Ankara – Presiden Turki, Recep Tayyip Erdogan, dalam sebuah artikel yang diterbitkan di Politico, memperingatkan Eropa bahwa negara itu dapat menghadapi ancaman baru dari kelompok “teroris” jika pemerintah Libya yang diakui PBB di Tripoli jatuh.
Dilansir Aljazeera, dalam artikel yang dirilis pada hari Sabtu (18/1) lalu, menjelang konferensi perdamaian Libya di Berlin, Erdogan mengatakan kegagalan Uni Eropa untuk secara memadai mendukung Pemerintah Kesepakatan Nasional (GNA) akan menjadi “pengkhianatan terhadap nilai-nilai intinya sendiri, termasuk demokrasi dan hak asasi manusia”.
“Eropa akan menghadapi serangkaian masalah dan ancaman baru jika pemerintah sah Libya jatuh,” tulis Erdogan.
“Organisasi teroris seperti ISIS dan al-Qaeda, yang menderita kekalahan militer di Suriah dan Irak, akan menemukan tanah subur untuk bangkit kembali,” tambahnya.
“Perlu diingat bahwa Eropa kurang tertarik untuk memberikan dukungan militer ke Libya, pilihan yang jelas adalah bekerja dengan Turki, yang telah menjanjikan bantuan militer,” lanjut Erdogan.
Erdogan menambahkan, pihaknya akan melatih pasukan keamanan Libya dan membantu mereka memerangi terorisme, perdagangan manusia dan ancaman serius lainnya terhadap keamanan internasional.
Pasukan komandan militer Renegade yang berbasis di Khalifa Haftar, telah melakukan serangan di Tripoli selama lebih dari sembilan bulan dengan menargetkan GNA yang dipimpin oleh Fayez al-Sarraj.

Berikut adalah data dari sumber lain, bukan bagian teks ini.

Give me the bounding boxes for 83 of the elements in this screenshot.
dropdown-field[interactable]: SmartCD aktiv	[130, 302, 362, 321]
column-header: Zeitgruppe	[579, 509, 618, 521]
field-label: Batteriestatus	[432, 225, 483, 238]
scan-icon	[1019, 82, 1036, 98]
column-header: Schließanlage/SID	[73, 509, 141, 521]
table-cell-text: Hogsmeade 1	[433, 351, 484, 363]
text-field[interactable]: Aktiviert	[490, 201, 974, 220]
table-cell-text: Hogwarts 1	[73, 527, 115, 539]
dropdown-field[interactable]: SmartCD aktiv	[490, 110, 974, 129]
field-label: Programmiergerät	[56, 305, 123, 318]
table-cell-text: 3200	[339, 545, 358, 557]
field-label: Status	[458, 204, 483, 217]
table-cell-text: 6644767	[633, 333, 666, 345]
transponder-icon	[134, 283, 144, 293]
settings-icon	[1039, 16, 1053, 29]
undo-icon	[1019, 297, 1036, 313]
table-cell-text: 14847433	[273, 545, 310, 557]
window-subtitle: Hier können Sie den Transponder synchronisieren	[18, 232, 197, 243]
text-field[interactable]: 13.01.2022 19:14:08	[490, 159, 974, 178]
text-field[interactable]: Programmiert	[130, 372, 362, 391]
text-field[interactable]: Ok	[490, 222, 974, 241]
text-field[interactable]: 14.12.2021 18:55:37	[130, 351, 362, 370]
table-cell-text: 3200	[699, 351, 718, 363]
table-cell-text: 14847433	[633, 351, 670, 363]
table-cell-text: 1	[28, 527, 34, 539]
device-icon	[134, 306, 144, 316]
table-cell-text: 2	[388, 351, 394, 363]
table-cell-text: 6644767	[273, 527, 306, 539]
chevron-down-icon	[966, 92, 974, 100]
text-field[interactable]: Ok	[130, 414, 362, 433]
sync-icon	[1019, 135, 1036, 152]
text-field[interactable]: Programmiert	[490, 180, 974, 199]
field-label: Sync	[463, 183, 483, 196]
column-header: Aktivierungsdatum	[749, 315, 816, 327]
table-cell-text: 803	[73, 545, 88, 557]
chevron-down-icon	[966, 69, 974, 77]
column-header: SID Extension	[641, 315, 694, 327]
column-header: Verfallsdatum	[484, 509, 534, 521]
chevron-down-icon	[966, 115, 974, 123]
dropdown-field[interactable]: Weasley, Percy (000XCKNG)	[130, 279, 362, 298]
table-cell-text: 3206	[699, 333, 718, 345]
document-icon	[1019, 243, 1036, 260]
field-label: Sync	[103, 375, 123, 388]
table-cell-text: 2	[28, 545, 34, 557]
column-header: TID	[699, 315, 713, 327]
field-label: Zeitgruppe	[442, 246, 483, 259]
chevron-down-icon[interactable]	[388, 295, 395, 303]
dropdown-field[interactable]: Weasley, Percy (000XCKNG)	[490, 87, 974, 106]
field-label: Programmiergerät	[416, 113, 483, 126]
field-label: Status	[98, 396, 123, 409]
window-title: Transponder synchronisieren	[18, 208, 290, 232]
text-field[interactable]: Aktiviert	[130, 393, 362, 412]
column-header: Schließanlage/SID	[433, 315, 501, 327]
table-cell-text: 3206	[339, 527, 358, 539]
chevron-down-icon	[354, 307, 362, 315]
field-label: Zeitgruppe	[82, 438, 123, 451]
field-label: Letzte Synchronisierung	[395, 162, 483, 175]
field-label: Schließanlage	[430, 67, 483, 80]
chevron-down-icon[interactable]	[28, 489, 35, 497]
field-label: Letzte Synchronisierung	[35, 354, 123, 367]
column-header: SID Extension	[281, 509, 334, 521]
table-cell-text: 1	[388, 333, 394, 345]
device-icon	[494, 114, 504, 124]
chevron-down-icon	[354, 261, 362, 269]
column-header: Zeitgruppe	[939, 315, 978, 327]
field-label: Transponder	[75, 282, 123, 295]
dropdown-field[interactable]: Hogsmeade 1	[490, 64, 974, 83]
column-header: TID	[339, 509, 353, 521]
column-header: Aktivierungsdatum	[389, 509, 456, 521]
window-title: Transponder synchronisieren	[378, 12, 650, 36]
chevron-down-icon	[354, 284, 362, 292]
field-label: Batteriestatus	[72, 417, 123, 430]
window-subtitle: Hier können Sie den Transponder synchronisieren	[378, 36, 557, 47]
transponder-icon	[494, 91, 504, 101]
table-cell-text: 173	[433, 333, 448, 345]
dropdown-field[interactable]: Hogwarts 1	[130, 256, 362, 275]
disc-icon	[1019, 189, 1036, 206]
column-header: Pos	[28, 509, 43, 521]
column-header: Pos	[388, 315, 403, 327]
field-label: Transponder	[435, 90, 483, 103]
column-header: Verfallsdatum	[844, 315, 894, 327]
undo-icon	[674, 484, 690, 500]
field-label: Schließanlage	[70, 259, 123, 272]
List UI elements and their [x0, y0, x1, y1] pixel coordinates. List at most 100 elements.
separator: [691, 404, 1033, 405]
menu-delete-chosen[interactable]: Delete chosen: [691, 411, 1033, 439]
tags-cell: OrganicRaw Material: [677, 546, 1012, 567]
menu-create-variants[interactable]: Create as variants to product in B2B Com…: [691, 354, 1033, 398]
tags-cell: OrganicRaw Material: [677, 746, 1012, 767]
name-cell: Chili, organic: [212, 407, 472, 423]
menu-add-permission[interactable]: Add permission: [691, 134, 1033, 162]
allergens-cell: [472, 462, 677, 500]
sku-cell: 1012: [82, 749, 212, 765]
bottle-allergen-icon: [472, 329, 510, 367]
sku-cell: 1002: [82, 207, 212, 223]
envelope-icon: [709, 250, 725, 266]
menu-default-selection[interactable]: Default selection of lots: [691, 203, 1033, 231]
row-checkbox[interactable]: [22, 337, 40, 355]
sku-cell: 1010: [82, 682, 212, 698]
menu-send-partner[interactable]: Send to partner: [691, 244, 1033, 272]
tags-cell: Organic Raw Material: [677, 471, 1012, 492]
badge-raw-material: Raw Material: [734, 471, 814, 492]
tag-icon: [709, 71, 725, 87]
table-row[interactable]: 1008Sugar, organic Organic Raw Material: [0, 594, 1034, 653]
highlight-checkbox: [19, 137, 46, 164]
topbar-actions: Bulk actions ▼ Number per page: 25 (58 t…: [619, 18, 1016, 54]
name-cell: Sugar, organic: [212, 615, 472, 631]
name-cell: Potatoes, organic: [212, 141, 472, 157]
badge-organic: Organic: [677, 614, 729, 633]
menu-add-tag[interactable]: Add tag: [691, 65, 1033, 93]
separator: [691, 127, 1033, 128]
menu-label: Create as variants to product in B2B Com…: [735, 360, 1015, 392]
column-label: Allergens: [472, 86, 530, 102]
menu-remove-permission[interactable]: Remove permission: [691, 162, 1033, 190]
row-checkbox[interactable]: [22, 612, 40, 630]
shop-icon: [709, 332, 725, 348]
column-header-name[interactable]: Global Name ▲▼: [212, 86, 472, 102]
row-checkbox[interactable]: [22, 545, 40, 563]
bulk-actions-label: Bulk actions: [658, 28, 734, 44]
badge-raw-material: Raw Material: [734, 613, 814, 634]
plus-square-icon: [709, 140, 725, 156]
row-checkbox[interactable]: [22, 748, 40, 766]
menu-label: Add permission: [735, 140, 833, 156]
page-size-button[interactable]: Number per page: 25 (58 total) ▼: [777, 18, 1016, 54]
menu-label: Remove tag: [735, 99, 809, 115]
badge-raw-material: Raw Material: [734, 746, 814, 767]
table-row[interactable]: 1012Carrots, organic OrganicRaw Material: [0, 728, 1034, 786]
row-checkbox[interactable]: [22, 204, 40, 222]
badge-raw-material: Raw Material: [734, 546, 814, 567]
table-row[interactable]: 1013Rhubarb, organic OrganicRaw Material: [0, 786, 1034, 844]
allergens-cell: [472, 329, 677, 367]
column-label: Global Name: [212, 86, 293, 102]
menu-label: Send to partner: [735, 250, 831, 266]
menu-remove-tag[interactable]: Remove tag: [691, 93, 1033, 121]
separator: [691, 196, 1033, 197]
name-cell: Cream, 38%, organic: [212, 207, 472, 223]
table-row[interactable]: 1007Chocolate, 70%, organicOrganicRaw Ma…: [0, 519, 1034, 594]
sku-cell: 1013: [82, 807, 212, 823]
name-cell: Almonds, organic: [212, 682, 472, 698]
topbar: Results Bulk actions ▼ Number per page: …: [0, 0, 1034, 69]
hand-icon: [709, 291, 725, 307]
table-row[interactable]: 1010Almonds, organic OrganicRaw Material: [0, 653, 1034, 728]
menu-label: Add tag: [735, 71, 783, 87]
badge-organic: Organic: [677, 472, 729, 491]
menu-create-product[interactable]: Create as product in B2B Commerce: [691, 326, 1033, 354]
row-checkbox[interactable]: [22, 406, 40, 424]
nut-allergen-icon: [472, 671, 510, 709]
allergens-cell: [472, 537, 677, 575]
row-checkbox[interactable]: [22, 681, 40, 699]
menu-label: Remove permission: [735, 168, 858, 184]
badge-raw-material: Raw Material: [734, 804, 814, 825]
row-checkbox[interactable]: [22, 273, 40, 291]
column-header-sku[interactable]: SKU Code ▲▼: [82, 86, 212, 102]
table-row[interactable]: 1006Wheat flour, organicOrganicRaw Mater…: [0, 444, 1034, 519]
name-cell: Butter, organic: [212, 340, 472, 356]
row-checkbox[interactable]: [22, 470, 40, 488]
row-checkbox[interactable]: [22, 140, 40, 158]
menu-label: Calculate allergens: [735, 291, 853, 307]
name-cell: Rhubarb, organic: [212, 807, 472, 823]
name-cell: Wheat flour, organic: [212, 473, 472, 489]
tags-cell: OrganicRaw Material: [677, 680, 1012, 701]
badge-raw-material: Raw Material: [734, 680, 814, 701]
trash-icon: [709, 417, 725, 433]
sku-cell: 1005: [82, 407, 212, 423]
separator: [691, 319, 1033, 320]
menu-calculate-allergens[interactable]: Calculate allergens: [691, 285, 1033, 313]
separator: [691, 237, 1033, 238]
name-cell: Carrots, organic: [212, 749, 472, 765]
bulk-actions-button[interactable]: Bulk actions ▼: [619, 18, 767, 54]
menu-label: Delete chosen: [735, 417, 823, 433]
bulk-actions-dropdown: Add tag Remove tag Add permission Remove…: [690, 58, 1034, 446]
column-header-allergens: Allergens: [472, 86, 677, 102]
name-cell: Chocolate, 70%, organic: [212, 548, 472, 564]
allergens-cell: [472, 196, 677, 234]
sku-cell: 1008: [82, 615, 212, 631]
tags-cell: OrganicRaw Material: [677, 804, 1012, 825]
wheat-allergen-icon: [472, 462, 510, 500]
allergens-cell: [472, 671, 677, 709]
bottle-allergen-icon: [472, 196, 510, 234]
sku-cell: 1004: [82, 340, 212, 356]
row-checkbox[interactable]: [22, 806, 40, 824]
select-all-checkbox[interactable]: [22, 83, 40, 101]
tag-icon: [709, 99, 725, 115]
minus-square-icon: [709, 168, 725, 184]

Pertempuran itu telah menewaskan lebih dari 2.000 orang, termasuk sekitar 280 warga sipil, dan menelantarkan puluhan ribu lainnya.
Dalam sebuah inisiatif bersama, Turki dan Rusia telah menjadi perantara gencatan senjata tetapi Haftar meninggalkan pembicaraan di Moskow minggu ini yang bertujuan untuk menyelesaikan perjanjian gencatan senjata.
Erdogan yang marah memperingatkan pada hari Selasa bahwa Turki tidak akan menahan diri untuk tidak “mengajarkan pelajaran” kepada pasukan Pasukan Nasional Libya (LNA) Haftar jika serangan mereka terhadap GNA berlanjut.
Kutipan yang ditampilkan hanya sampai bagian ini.